Longtemps, la position majoritaire a prôné une hiérarchie entre l’homme et l’animal, au nom de l’âme, de la raison, du langage, de la liberté, etc. Aujourd’hui, l’opinion commune verse dans l’autre sens, notamment à cause de l’influence anglo-saxonne, mais aussi à cause d’une autre sensibilité à l’animal.
Ce qui frappe le plus dans cette opposition n’est pas tant le caractère extrême de la seconde position que l’apparente impossibilité d’un débat. Discuter en une page, de la présence d’une intelligence, d’une culture des animaux ou de la légitimité d’une expression comme « droits des animaux » caricaturerait les arguments en présence. Je partirai plutôt de trois constats affectifs présents chez les anti-spécistes [1].
- a) Notre monde occidental est devenu très sensible à la relation affective que l’homme peut entretenir avec l’animal. N’exerçant quasiment plus de fonction d’utilité, celui-ci est devenu animal de compagnie. Et plus que cela. « Mon chien ne s’écarte pas de moi parce que je sens mauvais », disait un SDF. Nous connaissons tous des « mamies aux chats » qui consacrent tout leur budget à nourrir et conduire chez le vétérinaire des dizaines de félins. Incontestablement, l’animal donne de l’affection et en reçoit, répondant ainsi à deux aspirations fondamentales de l’homme : aimer et être aimé.
Mais l’être humain n’aspire-t-il pas à plus ? Autrui n’est-il pas à même sinon de combler, du moins de répondre, davantage que l’animal, au désir d’amitié présent en tout cœur ? Cela grâce à deux capacités propres à l’homme : la parole, donc la communication, et le don de soi, donc le pardon ? Osons demander : quelle déception, quelle amertume, mais aussi quelle exclusion peuvent ainsi désespérer certains de l’autre homme ?
- b) Notre époque sait combien l’animal aide l’homme à mieux se connaître. La visite d’un zoo est une expérience de vérité. L’animal me tend un miroir par lequel il me dit qu’il est à la fois comme moi et pas comme moi. « Les petits enfants, disait Dostoïevski, doivent être élevés avec les animaux – avec le cheval, la vache, le chien. Leurs âmes seront meilleures et auront plus de compréhension. » Plus encore, certaines expériences concluantes ont montré que l’animal permet d’ouvrir progressivement à autrui des personnes psychiquement disgraciées ou des délinquants.
Pour autant, l’homme ne se connaît-il pas mieux encore par la parole d’un ami ? Et la zoothérapie n’est-elle pas une étape vers la communion entre un Je et un Tu (cf. la ferme du Père Guy Gilbert) ?

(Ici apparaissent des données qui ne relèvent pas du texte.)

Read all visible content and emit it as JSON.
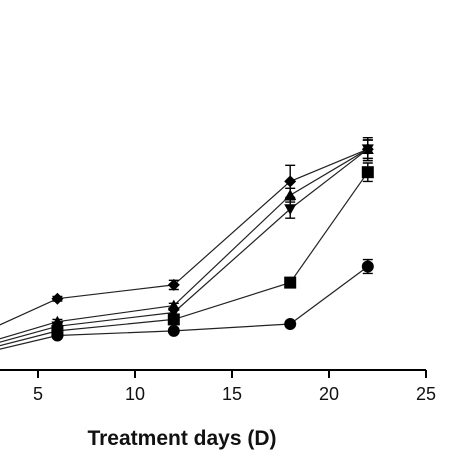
{
  "chart_data": {
    "type": "line",
    "xlabel": "Treatment days (D)",
    "x_ticks": [
      5,
      10,
      15,
      20,
      25
    ],
    "xlim": [
      3,
      25
    ],
    "ylim": [
      0,
      1.0
    ],
    "grid": false,
    "series": [
      {
        "marker": "diamond",
        "points": [
          [
            0,
            0.08
          ],
          [
            6,
            0.31
          ],
          [
            12,
            0.37
          ],
          [
            18,
            0.82
          ],
          [
            22,
            0.96
          ]
        ],
        "err": [
          0,
          0.01,
          0.02,
          0.07,
          0.05
        ]
      },
      {
        "marker": "triangle-up",
        "points": [
          [
            0,
            0.06
          ],
          [
            6,
            0.21
          ],
          [
            12,
            0.28
          ],
          [
            18,
            0.76
          ],
          [
            22,
            0.96
          ]
        ],
        "err": [
          0,
          0.01,
          0.01,
          0.03,
          0.04
        ]
      },
      {
        "marker": "triangle-down",
        "points": [
          [
            0,
            0.05
          ],
          [
            6,
            0.19
          ],
          [
            12,
            0.25
          ],
          [
            18,
            0.7
          ],
          [
            22,
            0.96
          ]
        ],
        "err": [
          0,
          0.01,
          0.01,
          0.04,
          0.04
        ]
      },
      {
        "marker": "square",
        "points": [
          [
            0,
            0.04
          ],
          [
            6,
            0.17
          ],
          [
            12,
            0.22
          ],
          [
            18,
            0.38
          ],
          [
            22,
            0.86
          ]
        ],
        "err": [
          0,
          0.01,
          0.01,
          0.02,
          0.04
        ]
      },
      {
        "marker": "circle",
        "points": [
          [
            0,
            0.03
          ],
          [
            6,
            0.15
          ],
          [
            12,
            0.17
          ],
          [
            18,
            0.2
          ],
          [
            22,
            0.45
          ]
        ],
        "err": [
          0,
          0.01,
          0.01,
          0.01,
          0.03
        ]
      }
    ]
  }
}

- c) Enfin, nous avons une vive conscience de la capacité qu’a l’animal de souffrir. A la suite de l’utilitariste Jeremy Bentham, le grand partisan de l’anti-spécisme qu’est Peter Singer fait de cette capacité le critère de la non-différence homme-animal. Une tradition apocryphe relate que le philosophe Malebranche battait son chien pour vérifier qu’il n’avait pas d’âme.
Il est heureux que nous soyons attentif à la souffrance de l’animal. Il demeure que cette compassion n’est vraiment efficace (et universelle) que chez l’homme. En octobre 1988, les téléspectateurs du monde entier ont applaudi lorsque, par leurs efforts combinés, Américains et Soviétiques ont réussi à libérer deux baleines grises de Californie prises dans les glaces de l’Alaska. Que l’on ait souligné le paradoxe qu’il y a à déployer tant d’efforts pour libérer deux baleines, alors qu’on en tue deux mille chaque année, n’annule pas le fait que personne n’est resté insensible à cette action ; plus encore, elle montre quelle œuvre bienfaisante l’homme peut accomplir à l’égard de la nature, grâce à des capacités qu’on ne rencontre que chez lui.
Alors, l’homme et l’animal sont-ils différents ? Certainement. Mais cette différence est, chez l’animal, indifférence ; que l’homme seul puisse chercher la compagnie des bêtes, les étudier, compâtir à leur souffrance, ne signifierait-il pas que, chez lui, différence rime avec transcendance ?
[1] L’anti-spécisme est la position selon laquelle homme et animal ne sont pas hiérarchiquement différents. Spécisme, en regard, évoque intentionnellement les mots racisme ou sexisme.